Con De Luca sono stati assolti anche gli altri due imputati, il dirigente del settore lavori pubblici del Comune di Salerno, Domenico Barletta, e il capo staff di De Luca all’epoca dei fatti quando era sindaco di Salerno, Alberto Di Lorenzo. Per tutti gli imputati la Corte d’appello ha stabilito anche la revoca delle pene accessorie.
“Anni di pesante aggressione politica e mediatica per nulla”, è il commento del governatore ed ex sindaco di Salerno. “Anni di un calvario che avrebbe fatto scoppiare il cuore a chiunque. Ho retto per le profonde motivazioni ideali e morali, e per l’assoluta serenità della mia coscienza”. De Luca ribadisce che “il controllo di legalità nei confronti di chiunque è doveroso in democrazia”, ma “mi auguro che nel dibattito pubblico si esaurisca la tendenza dilagante a calpestare con disinvoltura la dignità di persone e famiglie oltre le regole di uno Stato di diritto”.
La vicenda politico-giudiziaria del presidente della Campania ha viaggiato in parallelo con quella del sindaco “arancione” di Napoli Lugi De Magistris. Anche quest’ultimo era stato condannato in primo grado per abuso d’ufficio – in un processo legato alla sua passata veste di pm nell’inchiesta Why not – ed era incorso nella sospensione determinata dalla legge del 2012 su incandidabilità e ineleggibilità. Per entrambi, il Tribunale civile di Napoli aveva “sospeso la sospensione” in attesa che la Consulta si pronunciasse su eventuali profili di incostituzionalità della Severino, sollevati da una precedente pronuncia del Tar della Campania in merito al suo caso. Pronuncia che è arrivata il 20 ottobre 2015: i giudici hanno ritenuto pienamente legittima la Severino, gettando un’ombra sulla sorte parallela di De Luca. Poi, il giorno dopo per il sindaco e oggi per il governatore, sono arrivate le assoluzioni in appello dal reato di abuso d’ufficio, che hanno definitivamente allontanato lo spettro della sospensione. La legge Severino, infatti, prevede la sospensione cautelativa degli amministratori locali in caso di condanne in primo grado per determinati reati, cautela a tutela della pubblica amministrazione che cessa in caso di successiva assoluzione. Per i parlamentari, invece, è prevista soltanto la decadenza in caso di condanna definitiva, come accaduto con Silvio Berlusconi.

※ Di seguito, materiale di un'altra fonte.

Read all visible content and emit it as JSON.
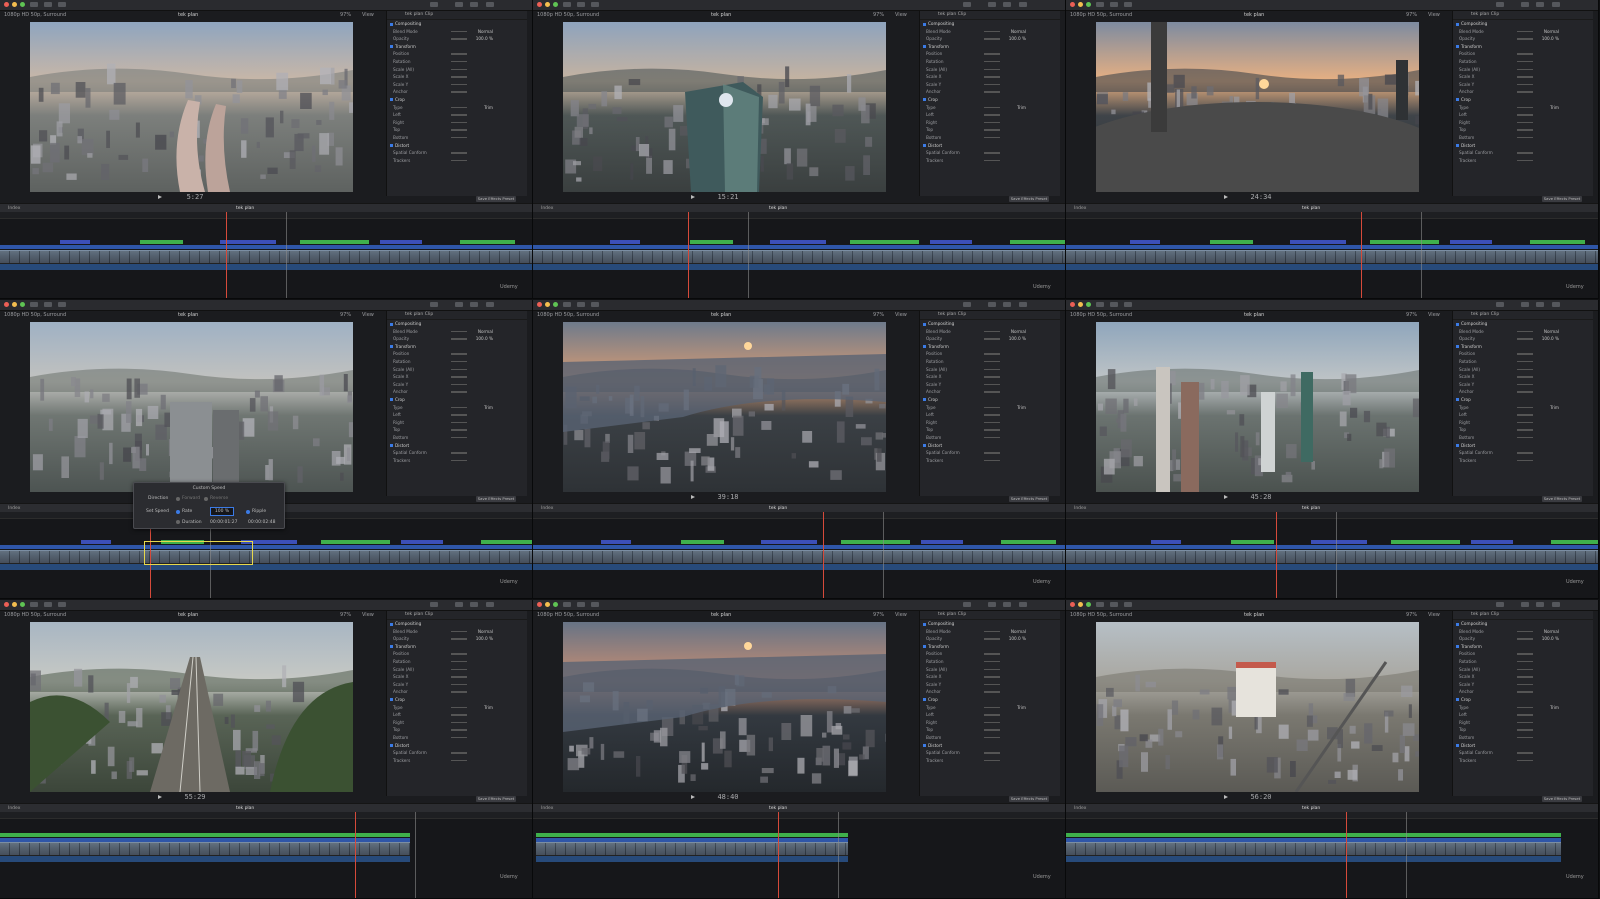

Alla vigilia delle regionali della scorsa primavera, il nome del candidato Pd Vincenzo De Luca era finito nella discussa lista degli “impresentabili” redatto dalla Commissione parlamentare antimafia presieduta da Rosy Bindi, anche lei esponente di punta del partito di Matteo Renzi. Ne seguì una polemica rovente, in cui l’allora candidato governatore non si risparmiò e minacciò di denunciare la collega Pd, ma in quel caso l’accusa di abuso di ufficio sua vicenda del termovalorizzatore non c’entrava. La Commissione parlamentare precisò che l’inserimento nella black list era stato determinato da un procedimento del 2002 per il reato di concussione continuata commesso dal 1998, realtivo a una vicenda urbanistica salernitana.